Ci vuole un grande amore a sé per poter fare questo; o ci vuole “l'arte di perdere”, per dirla con la poetessa Elizabeth Bishop la cui “One Art” ha un po’ fornito l'ispirazione per queste canzoni. In effetti non si può perdere senza la consapevolezza di possedere già. Che è poi come dire che solo chi è in possesso di qualcosa di veramente importante, è in grado di sapere quando è il momento di rinunciare a qualcosa. 

E così Maria Barucco realizza un album che riesce ad essere maturo sotto tutti gli aspetti, musicali e testuali, un disco dove si racconta ora con ironia (“Free Trial”, “Elastici”) ora con maggiore drammaticità (“Sonno contro”, “Coincidenze”) e dove le già ottime intuizioni del disco d'esordio (si pensi all'ottimo singolo “Giorgia”) vengono ulteriormente sviluppate. 
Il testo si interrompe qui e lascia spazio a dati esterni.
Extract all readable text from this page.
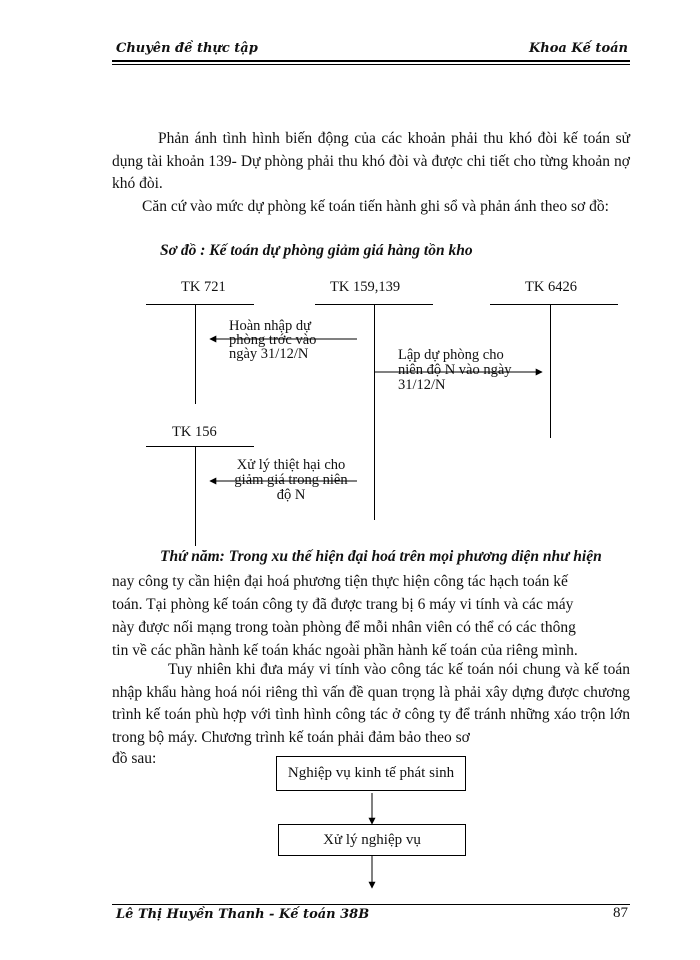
Chuyên đề thực tập	Khoa Kế toán

Phản ánh tình hình biến động của các khoản phải thu khó đòi kế toán sử dụng tài khoản 139- Dự phòng phải thu khó đòi và được chi tiết cho từng khoản nợ khó đòi.

Căn cứ vào mức dự phòng kế toán tiến hành ghi sổ và phản ánh theo sơ đồ:

Sơ đồ : Kế toán dự phòng giảm giá hàng tồn kho
TK 721	TK 159,139	TK 6426
TK 156
Hoàn nhập dự
phòng trớc vào
ngày 31/12/N	Lập dự phòng cho
niên độ N vào ngày
31/12/N
Xử lý thiệt hại cho
giảm giá trong niên
độ N
Thứ năm: Trong xu thế hiện đại hoá trên mọi phương diện như hiện
nay công ty cần hiện đại hoá phương tiện thực hiện công tác hạch toán kế
toán. Tại phòng kế toán công ty đã được trang bị 6 máy vi tính và các máy
này được nối mạng trong toàn phòng để mỗi nhân viên có thể có các thông
tin về các phần hành kế toán khác ngoài phần hành kế toán của riêng mình.

Tuy nhiên khi đưa máy vi tính vào công tác kế toán nói chung và kế toán nhập khẩu hàng hoá nói riêng thì vấn đề quan trọng là phải xây dựng được chương trình kế toán phù hợp với tình hình công tác ở công ty để tránh những xáo trộn lớn trong bộ máy. Chương trình kế toán phải đảm bảo theo sơ

đồ sau:
Nghiệp vụ kinh tế phát sinh
Xử lý nghiệp vụ
Lê Thị Huyền Thanh - Kế toán 38B	87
Dicevamo, stesso stile e stesso talento per le melodie accattivanti e i ritornelli killer, ma con Fabio Grande e Pietro Paroletti a dare ai vari episodi un'impronta Synth Pop, talora con uno sguardo nostalgico alle grandi produzioni degli anni ‘80. 

Canzoni ben costruite, ottimamente cantate, spesso e volentieri vincenti a livello melodico e di impatto: “Quechua” è probabilmente il vero highlight, cassa dritta, percussioni e un ritornello costruito benissimo. “Vostok” non è da meno, nonostante giochi su un cliché tipico del mondo Indie, il luogo remoto che incarna un desiderio di fuga più fantasticato che concretamente pianificato.

C’è poi il paradosso tragicomico di “CTRL-Z” (“Vivere un giorno solo come le falene, vivere un giorno solo e quel giorno lavorare”) e il grido d'impotenza di “Sonno contro”: la notte dovrebbe essere il momento in cui si sogna o si vive più intensamente, invece qui c’è come un'immobilità, un rammarico per non aver sfruttato le occasioni. (“Io sono quel che sento e non mi sento in vena di te, io sono quel che sento e non mi sento bene”). 

Molto bella anche “Elastici”, che ha un arrangiamento vivace e una struttura interessante, per il modo in cui avviene il passaggio da strofa a ritornello. 

E in conclusione, “Sei di chi”, ballata di stampo tastieristico, un po’ più impegnativa e meno in linea col resto del lavoro, che pare fare i conti con l'esigenza di essere amati e stimati per quello che si è, senza etichette o stereotipi di sorta. 

C’è ancora da lavorare per raggiungere un livello di autentica eccellenza ma direi che per il momento Maru ha diverse ragioni per essere apprezzata.